Hukum dan kekuasaan sudah sepatutnya memiliki relasi yang dapat membawa manfaat dan keadilan. Relasi yang dibutuhkan tentunya bergantung pada Sang Pemegang Kuasa. Bagaimana kebijaksanaan dalam membuat dan melaksanakan hukum, sehingga tujuan utama yang mempunyai kedudukan tinggi yaitu Keadilan dapat tercapai. Sekali lagi hal itu bukanlah mudah untuk diwujudkan namun bukan juga tidak mungkin, mengingat relasi dari hukum dan kekuasaan itu sendiri yang pada dasarnya jika dilaksanakan dengan baik oleh pemegang kuasa maka akan sampai pada tujuannya, yaitu keadilan. 

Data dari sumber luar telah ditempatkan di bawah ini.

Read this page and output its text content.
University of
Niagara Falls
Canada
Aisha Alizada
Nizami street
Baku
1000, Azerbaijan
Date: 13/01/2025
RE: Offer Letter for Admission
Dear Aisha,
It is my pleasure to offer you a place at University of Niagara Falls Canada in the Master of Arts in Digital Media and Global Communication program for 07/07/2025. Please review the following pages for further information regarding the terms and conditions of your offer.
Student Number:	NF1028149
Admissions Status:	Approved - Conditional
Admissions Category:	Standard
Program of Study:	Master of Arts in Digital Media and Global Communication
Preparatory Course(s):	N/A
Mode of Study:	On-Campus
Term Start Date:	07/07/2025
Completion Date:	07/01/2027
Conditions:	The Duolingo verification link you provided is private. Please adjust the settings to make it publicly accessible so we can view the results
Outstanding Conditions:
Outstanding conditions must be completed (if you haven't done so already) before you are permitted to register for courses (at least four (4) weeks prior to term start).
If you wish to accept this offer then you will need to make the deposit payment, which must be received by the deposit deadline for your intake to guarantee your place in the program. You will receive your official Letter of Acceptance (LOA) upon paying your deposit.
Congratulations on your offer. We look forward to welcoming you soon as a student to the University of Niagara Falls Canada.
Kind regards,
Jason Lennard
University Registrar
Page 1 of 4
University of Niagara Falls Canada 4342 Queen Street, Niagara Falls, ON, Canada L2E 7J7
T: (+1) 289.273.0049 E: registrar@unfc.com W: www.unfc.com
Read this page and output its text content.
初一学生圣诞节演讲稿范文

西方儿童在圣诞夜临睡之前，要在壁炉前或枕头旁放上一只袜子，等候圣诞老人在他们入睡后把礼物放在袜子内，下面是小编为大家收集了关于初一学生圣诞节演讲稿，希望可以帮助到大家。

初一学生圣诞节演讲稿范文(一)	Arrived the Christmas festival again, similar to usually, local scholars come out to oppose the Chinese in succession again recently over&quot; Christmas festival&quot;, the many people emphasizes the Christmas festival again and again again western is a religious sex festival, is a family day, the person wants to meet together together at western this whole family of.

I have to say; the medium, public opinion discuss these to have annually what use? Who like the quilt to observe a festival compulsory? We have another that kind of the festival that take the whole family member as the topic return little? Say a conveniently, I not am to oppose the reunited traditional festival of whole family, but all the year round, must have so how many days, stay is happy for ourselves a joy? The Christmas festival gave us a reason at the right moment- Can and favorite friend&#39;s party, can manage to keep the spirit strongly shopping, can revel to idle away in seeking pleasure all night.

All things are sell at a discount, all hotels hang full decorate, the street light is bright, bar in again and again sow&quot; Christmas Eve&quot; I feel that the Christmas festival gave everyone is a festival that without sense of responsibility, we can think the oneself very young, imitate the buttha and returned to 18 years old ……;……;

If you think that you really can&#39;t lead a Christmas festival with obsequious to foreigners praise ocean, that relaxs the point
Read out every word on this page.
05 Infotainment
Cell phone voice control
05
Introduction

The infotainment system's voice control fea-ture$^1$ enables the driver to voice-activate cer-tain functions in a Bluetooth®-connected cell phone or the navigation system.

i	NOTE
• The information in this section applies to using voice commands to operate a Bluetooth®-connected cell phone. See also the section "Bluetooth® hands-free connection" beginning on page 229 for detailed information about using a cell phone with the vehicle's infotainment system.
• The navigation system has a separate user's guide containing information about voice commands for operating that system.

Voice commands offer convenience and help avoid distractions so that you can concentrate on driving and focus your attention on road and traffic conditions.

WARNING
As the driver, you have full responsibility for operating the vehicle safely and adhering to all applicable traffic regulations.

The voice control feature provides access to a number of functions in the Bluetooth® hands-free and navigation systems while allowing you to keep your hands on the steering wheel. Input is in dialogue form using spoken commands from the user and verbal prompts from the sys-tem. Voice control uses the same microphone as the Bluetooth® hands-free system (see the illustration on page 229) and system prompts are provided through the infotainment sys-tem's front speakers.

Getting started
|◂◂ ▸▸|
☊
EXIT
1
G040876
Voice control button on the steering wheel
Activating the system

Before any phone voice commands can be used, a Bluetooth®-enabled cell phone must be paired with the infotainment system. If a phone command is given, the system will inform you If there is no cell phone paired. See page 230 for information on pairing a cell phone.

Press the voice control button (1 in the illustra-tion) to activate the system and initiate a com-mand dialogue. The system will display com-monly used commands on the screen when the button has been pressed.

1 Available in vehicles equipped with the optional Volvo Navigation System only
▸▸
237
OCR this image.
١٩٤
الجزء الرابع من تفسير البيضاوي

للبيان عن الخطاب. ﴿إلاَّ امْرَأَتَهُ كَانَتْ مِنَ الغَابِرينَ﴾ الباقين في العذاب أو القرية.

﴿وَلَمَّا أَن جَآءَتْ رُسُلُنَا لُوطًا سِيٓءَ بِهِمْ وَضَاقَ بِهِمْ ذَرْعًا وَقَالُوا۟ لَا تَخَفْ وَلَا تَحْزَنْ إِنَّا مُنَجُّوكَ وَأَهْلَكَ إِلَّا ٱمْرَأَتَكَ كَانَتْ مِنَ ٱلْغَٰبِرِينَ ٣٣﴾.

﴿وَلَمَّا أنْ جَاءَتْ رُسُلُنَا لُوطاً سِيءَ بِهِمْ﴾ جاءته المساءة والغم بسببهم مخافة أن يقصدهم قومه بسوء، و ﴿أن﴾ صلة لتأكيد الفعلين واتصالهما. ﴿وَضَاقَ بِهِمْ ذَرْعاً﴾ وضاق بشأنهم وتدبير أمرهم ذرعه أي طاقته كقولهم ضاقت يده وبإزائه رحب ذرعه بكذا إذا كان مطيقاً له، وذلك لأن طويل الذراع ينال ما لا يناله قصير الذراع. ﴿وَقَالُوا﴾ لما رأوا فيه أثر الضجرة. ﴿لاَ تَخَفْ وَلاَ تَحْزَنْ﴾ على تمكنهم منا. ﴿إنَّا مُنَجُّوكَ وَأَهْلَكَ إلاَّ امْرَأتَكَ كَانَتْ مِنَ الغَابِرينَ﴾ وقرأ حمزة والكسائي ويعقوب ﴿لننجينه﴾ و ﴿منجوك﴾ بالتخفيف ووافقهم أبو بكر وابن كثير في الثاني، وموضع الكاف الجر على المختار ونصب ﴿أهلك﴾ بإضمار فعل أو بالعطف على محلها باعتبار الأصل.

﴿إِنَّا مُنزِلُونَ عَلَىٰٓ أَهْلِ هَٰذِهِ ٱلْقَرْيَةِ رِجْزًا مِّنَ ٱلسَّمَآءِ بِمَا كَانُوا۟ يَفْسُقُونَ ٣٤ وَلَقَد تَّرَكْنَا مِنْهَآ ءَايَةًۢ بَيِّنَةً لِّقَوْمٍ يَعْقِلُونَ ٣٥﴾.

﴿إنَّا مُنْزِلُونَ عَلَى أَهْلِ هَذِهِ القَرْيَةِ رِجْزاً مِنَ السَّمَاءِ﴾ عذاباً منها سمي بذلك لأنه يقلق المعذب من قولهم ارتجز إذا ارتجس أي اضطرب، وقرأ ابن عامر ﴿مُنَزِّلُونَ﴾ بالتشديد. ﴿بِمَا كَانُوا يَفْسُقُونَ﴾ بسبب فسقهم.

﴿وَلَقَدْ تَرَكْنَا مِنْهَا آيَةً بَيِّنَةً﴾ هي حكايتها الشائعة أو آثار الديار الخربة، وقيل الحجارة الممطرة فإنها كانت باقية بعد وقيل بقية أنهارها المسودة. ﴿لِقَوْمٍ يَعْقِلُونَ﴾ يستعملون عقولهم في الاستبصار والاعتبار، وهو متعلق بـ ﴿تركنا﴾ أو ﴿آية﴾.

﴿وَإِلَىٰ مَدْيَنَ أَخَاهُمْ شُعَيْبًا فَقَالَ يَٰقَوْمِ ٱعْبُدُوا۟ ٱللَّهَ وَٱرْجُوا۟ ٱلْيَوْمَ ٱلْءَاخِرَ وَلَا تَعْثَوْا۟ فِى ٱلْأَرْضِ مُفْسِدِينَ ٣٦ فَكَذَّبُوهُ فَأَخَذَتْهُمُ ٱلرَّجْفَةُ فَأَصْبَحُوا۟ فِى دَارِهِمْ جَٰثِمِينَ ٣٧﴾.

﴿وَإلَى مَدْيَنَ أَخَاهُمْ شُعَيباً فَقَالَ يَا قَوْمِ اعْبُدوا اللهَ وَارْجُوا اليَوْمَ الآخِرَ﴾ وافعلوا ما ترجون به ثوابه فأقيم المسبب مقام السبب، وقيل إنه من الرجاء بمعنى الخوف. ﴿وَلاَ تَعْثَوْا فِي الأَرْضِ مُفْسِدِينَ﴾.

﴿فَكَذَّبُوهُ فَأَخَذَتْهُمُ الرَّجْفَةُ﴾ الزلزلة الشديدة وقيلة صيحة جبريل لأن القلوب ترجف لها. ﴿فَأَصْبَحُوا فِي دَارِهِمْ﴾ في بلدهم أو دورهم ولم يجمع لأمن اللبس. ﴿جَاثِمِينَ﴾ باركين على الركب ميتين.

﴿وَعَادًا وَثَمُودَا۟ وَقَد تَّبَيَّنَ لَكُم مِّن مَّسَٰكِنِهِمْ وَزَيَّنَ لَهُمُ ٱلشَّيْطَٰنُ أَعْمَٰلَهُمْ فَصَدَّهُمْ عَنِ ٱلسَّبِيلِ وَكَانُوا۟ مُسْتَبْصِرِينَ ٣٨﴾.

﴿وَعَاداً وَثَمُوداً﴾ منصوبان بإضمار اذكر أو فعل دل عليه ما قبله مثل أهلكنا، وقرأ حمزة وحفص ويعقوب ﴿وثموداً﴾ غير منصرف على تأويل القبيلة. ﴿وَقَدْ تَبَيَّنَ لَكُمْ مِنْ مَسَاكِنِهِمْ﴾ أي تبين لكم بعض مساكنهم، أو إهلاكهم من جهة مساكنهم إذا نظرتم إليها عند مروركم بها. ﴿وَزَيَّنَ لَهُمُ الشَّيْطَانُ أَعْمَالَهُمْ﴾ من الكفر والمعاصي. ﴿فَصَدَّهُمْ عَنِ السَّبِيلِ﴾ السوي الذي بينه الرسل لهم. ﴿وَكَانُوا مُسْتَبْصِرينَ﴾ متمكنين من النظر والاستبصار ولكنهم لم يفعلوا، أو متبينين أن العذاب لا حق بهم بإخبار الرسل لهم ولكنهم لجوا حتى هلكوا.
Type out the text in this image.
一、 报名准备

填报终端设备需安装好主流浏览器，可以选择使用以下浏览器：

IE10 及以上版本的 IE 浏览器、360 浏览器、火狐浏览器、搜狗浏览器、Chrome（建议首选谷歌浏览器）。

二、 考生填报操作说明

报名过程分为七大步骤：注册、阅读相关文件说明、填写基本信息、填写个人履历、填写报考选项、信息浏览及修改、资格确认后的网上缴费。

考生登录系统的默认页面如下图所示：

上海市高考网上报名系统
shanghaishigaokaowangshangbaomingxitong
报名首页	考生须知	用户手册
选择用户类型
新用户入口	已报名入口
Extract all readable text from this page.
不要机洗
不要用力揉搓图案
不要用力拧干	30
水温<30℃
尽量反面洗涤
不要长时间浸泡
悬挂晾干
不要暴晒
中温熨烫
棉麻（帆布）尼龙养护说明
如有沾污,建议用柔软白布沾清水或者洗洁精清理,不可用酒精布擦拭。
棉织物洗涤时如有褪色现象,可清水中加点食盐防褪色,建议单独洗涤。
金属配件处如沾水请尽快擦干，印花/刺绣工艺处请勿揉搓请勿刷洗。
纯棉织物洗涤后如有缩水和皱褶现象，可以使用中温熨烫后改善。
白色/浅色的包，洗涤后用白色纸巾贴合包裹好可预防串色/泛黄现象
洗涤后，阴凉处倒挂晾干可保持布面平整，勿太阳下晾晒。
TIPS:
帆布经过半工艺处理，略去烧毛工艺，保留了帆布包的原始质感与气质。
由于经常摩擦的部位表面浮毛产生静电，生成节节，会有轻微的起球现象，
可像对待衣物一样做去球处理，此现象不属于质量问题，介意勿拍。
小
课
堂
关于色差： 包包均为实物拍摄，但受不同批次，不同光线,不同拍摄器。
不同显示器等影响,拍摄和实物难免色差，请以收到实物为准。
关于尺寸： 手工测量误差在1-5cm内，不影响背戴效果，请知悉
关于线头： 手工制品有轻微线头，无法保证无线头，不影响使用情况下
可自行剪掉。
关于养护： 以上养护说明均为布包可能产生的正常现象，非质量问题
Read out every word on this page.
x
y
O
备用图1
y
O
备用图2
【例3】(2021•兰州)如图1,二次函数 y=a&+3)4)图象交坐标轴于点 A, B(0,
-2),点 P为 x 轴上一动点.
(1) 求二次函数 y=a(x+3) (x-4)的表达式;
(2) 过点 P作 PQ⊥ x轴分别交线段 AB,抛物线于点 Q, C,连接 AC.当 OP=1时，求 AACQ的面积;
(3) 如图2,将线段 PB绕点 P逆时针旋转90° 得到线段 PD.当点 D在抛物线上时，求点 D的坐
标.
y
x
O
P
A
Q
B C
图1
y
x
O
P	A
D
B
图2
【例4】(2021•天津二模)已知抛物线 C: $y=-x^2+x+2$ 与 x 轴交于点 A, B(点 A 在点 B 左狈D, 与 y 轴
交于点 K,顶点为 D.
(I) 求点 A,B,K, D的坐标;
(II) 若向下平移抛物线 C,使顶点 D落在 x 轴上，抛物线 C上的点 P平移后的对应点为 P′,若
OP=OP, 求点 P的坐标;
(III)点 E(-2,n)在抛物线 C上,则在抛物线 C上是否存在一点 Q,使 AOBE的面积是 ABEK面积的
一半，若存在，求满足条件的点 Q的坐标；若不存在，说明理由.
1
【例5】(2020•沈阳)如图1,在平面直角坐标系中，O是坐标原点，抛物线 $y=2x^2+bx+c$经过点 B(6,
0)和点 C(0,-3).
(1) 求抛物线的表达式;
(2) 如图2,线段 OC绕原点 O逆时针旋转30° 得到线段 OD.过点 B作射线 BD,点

Sebagai fitrah manusia, memang sulit untuk dapat mewujudkan keadilan, karena keadilan mutlak hanya datang dari Tuhan. Namun setidaknya yang harus digarisbawahi adalah kita sebagai manusia harus terus berjuang untuk menegakkan keadilan dengan kebijaksanaan dalam berpikir dan bertindak. 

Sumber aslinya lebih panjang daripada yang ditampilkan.